Current economic downturn is an ideal opportunity for R&D subsidiaries in India to showcase their value proposition says a new study .
Zinnov Management Consulting, a leading management consulting firm in India, today asserted that the current economic downturn is an ideal opportunity for R&D subsidiaries in India to showcase their value proposition of "Innovation at lower cost" and help their parent companies tide over these tough times.
According to Zinnov, Indian subsidiaries should proactively adopt various measures such as an effective cost cutting strategy without compromising on innovation, infuse realism in their employees and correct some of those desperate measures that centers had taken in the past few years to control attrition and scale faster.
Create a myth buster presentation on India centers (to dispel myths like cost escalation, lower productivity, lack of innovation), sell aggressively to their parent companies, attract high quality talent from top engineering institutes that once preferred Financial services, attract senior talent from overseas, increase awareness among engineers on the economic downturn and its overall implications are also some of the things that they would have to do. Another key initiative should be increasing interaction with key global stakeholders in the parent company to keep India center in the spotlight.
Pari Natarajan, CEO, Zinnov Management Consulting, said, "This is the time for leadership and not just Management. India centers should project a stronger India Center image by articulating value to their Global stakeholders and get high value work transitioned to India. The current crisis can be diffused if India centers continue to deliver innovation at lower cost. Our recommendations are based on our internal analysis and discussions with the various industry stalwarts over a period of time."
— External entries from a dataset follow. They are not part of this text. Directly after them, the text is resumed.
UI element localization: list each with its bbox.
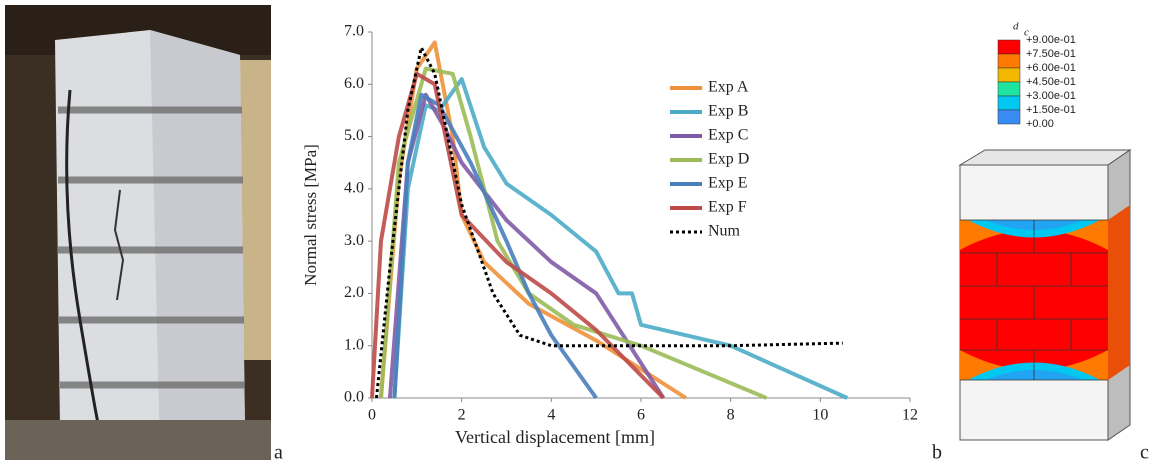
x-axis-label: Vertical displacement [mm] (455, 427, 655, 447)
y-tick-label: 7.0 (344, 23, 364, 40)
x-tick-label: 4 (547, 407, 555, 424)
series-line (392, 92, 598, 400)
panel-label: c (1140, 442, 1149, 464)
x-tick-label: 12 (902, 407, 918, 424)
x-tick-label: 6 (637, 407, 645, 424)
y-tick-label: 3.0 (344, 232, 364, 249)
legend-label: Exp A (708, 79, 749, 96)
x-tick-label: 2 (458, 407, 466, 424)
x-tick-label: 0 (368, 407, 376, 424)
legend-label: Exp C (708, 127, 748, 144)
panel-label: b (932, 442, 942, 464)
y-tick-label: 1.0 (344, 336, 364, 353)
colorbar-label: +3.00e-01 (1026, 90, 1076, 102)
colorbar-label: +1.50e-01 (1026, 104, 1076, 116)
legend-label: Exp B (708, 103, 748, 120)
y-tick-label: 0.0 (344, 389, 364, 406)
legend-label: Num (708, 223, 741, 240)
colorbar-label: +4.50e-01 (1026, 76, 1076, 88)
colorbar-label: +9.00e-01 (1026, 34, 1076, 46)
colorbar: d c +9.00e-01 +7.50e-01 +6.00e-01 +4.50e-01… (997, 21, 1076, 130)
legend-label: Exp F (708, 199, 747, 216)
y-tick-label: 2.0 (344, 284, 364, 301)
series-line (374, 46, 843, 399)
legend-label: Exp E (708, 175, 748, 192)
contour-symbol: d (1013, 21, 1019, 33)
photo (5, 5, 271, 460)
colorbar-label: +0.00 (1026, 118, 1054, 130)
chart: Vertical displacement [mm] Normal stress… (301, 23, 918, 447)
colorbar-swatch (997, 67, 1021, 83)
colorbar-swatch (997, 39, 1021, 55)
panel-label: a (274, 442, 283, 464)
colorbar-swatch (997, 81, 1021, 97)
x-tick-label: 8 (727, 407, 735, 424)
y-tick-label: 6.0 (344, 75, 364, 92)
colorbar-label: +7.50e-01 (1026, 48, 1076, 60)
colorbar-swatch (997, 109, 1021, 125)
series-line (387, 92, 666, 400)
colorbar-label: +6.00e-01 (1026, 62, 1076, 74)
colorbar-swatch (997, 53, 1021, 69)
y-axis-label: Normal stress [MPa] (301, 144, 320, 286)
contour-subscript: c (1024, 27, 1029, 39)
legend-label: Exp D (708, 151, 749, 168)
y-tick-label: 5.0 (344, 127, 364, 144)
y-tick-label: 4.0 (344, 180, 364, 197)
colorbar-swatch (997, 95, 1021, 111)
series-line (392, 77, 849, 400)
series-line (370, 71, 665, 400)
fe-model (958, 149, 1132, 441)
x-tick-label: 10 (812, 407, 828, 424)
Zinnov also deliberated that as Global companies today are looking at Eastern Europe and China as alternative off shoring locations, there might not be an upsurge (similar to the 2002-2005 period post the dotcom bust) in the number of projects transitioned to India. Companies doing more than 20 percent R&D work in India may also now look at expanding in other locations and a probable cut by the Global companies in their R&D spend may hurt the aspect of innovation. However, these factors should not act as dampeners and India centers can continue to fulfill the promising growth story by driving variety of initiatives across the value chain.